Then one day she read something else.
You see, she sometimes went outside on her own in the morning to play. And one day she came in, while I was learning a new lute song – ‘I Saw My Lady Weepe’ by John Dowland – and she looked a little like someone had slapped her in the face.
‘What is it, sweetheart?’
She seemed out of breath. It took her a moment. She was frowning at me, with an intensity and seriousness that seemed beyond her age. ‘Are you Satan, Father?’
I laughed. ‘Only in the mornings.’
She wasn’t in joking mood, so I quickly added, ‘No, Marion. What would make you ask such a thing?’
And then she showed me.
Someone had scraped the words ‘Satan Resides Here’ on our door. It was a horrifying thing to see, but more horrifying to know Marion had seen it too.
And when Rose saw it she knew, absolutely, what needed to be done.
‘We need to leave London.’
‘But where would we go?’
That seemed, to Rose, to be a secondary question. She was resolute. ‘We need to start again.’
‘To do what?’
She pointed at the lute leaning beside the door.
‘People’s ears like music in other places.’

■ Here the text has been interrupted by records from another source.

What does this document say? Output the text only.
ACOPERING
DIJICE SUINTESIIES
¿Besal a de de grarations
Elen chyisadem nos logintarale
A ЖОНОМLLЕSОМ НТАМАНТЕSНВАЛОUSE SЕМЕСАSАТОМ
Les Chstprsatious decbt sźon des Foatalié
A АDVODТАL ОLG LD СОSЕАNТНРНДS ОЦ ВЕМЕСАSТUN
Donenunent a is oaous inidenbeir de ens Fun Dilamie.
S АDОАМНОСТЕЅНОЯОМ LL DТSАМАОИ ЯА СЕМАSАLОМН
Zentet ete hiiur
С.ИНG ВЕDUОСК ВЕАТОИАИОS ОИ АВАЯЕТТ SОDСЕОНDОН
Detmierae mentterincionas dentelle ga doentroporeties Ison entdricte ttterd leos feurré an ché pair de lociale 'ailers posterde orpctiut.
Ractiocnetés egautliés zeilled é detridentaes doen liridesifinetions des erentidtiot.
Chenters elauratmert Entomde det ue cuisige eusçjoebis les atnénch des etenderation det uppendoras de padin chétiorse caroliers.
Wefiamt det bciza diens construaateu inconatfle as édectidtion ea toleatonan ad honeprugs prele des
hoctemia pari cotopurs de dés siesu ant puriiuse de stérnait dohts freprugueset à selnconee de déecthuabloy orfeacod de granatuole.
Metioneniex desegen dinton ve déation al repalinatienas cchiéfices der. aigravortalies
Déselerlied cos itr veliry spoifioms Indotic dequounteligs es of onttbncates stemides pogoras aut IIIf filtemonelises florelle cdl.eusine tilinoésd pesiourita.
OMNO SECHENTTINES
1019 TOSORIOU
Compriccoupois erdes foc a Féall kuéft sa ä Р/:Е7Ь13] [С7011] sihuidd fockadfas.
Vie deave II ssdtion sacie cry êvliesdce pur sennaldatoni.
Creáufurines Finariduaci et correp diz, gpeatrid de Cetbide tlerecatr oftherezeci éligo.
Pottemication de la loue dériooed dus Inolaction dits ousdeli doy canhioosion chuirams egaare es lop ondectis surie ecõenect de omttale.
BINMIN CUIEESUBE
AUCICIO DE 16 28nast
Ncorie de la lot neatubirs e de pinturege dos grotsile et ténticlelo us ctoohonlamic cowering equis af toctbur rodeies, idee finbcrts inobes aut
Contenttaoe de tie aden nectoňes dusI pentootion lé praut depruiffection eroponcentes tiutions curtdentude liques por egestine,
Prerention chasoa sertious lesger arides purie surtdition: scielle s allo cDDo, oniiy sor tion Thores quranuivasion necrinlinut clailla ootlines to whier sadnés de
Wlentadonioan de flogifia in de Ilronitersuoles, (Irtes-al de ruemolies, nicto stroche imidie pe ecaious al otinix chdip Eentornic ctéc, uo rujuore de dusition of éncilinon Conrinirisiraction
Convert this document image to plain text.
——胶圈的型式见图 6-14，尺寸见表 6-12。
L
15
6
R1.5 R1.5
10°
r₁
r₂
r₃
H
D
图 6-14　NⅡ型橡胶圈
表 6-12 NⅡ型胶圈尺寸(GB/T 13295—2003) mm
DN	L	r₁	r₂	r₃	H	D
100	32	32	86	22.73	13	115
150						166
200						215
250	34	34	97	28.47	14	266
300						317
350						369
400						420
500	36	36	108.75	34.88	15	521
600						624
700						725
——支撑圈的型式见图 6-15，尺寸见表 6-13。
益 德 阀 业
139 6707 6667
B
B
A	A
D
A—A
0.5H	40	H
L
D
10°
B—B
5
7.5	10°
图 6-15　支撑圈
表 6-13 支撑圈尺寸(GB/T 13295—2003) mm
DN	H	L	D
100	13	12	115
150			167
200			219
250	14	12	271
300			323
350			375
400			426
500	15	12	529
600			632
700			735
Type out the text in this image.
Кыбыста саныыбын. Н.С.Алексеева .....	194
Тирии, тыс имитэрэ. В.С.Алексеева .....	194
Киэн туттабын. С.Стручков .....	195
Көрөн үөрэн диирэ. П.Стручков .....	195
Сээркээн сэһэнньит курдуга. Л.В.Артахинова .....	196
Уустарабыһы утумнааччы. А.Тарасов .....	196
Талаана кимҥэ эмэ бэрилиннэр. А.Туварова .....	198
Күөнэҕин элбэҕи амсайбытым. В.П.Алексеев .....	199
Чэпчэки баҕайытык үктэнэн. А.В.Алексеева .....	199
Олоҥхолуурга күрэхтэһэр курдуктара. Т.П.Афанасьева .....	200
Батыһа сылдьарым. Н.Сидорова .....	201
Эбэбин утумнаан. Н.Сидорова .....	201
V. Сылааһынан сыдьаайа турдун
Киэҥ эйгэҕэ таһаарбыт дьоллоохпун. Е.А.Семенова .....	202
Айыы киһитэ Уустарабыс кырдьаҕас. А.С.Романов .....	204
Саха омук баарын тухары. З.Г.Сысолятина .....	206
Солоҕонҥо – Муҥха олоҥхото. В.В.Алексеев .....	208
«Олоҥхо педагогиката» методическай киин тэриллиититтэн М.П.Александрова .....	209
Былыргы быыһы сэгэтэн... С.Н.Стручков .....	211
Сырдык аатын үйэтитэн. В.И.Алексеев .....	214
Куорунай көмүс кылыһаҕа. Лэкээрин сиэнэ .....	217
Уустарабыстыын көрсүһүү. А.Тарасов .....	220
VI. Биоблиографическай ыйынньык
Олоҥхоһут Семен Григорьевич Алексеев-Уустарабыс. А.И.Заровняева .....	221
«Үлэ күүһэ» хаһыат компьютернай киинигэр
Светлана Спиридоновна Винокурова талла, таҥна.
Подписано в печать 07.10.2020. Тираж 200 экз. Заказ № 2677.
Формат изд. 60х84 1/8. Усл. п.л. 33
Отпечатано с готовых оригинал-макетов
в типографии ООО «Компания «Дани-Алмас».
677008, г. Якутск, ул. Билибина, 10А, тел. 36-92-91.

I stared at the lute. At the darkness of the small holes amid the twisting decoration of the wood. I imagined, ridiculously, a world inside there. Deep in the shell of the lute. Where some miniature version of ourselves could live, safe and invisible and unharmed.
London, now
I had brought my lute in for year nine. I am holding it, leaning against my desk.
‘This was hand-crafted way over four hundred years ago in France. The design is a little more intricate than English lutes of that period.’
‘So that’s what guitars used to look like in the olden days?’ wonders Danielle.
‘Lutes aren’t technically guitars. They’re obviously close cousins but a lute has a lighter kind of sound. Look at the shape of it. Like a teardrop. And look at the depth. Look at the back. It’s called a shell. The strings are made of sheep’s intestines. They give it a very precise perfect sound.’
Danielle makes a disgusted face.
‘This wastheinstrument once upon a time. This was the keyboard and electric guitar in one. Even the queen had one. But playing music in public was a bit vulgar so that was generally left to the lower orders.’
I play a few notes. The first bars of ‘Flow My Tears’. They seem unimpressed.
‘That was a big tune, back in the day.’
‘Was that from the eighties?’ wonders Marcus, the boy with the gold watch and the complicated hairstyle who sits next to Anton.
‘No, a little earlier.’
But that made me remember something.
I start to play a chord – E minor – and keep going at it in short stabs before switching to A minor.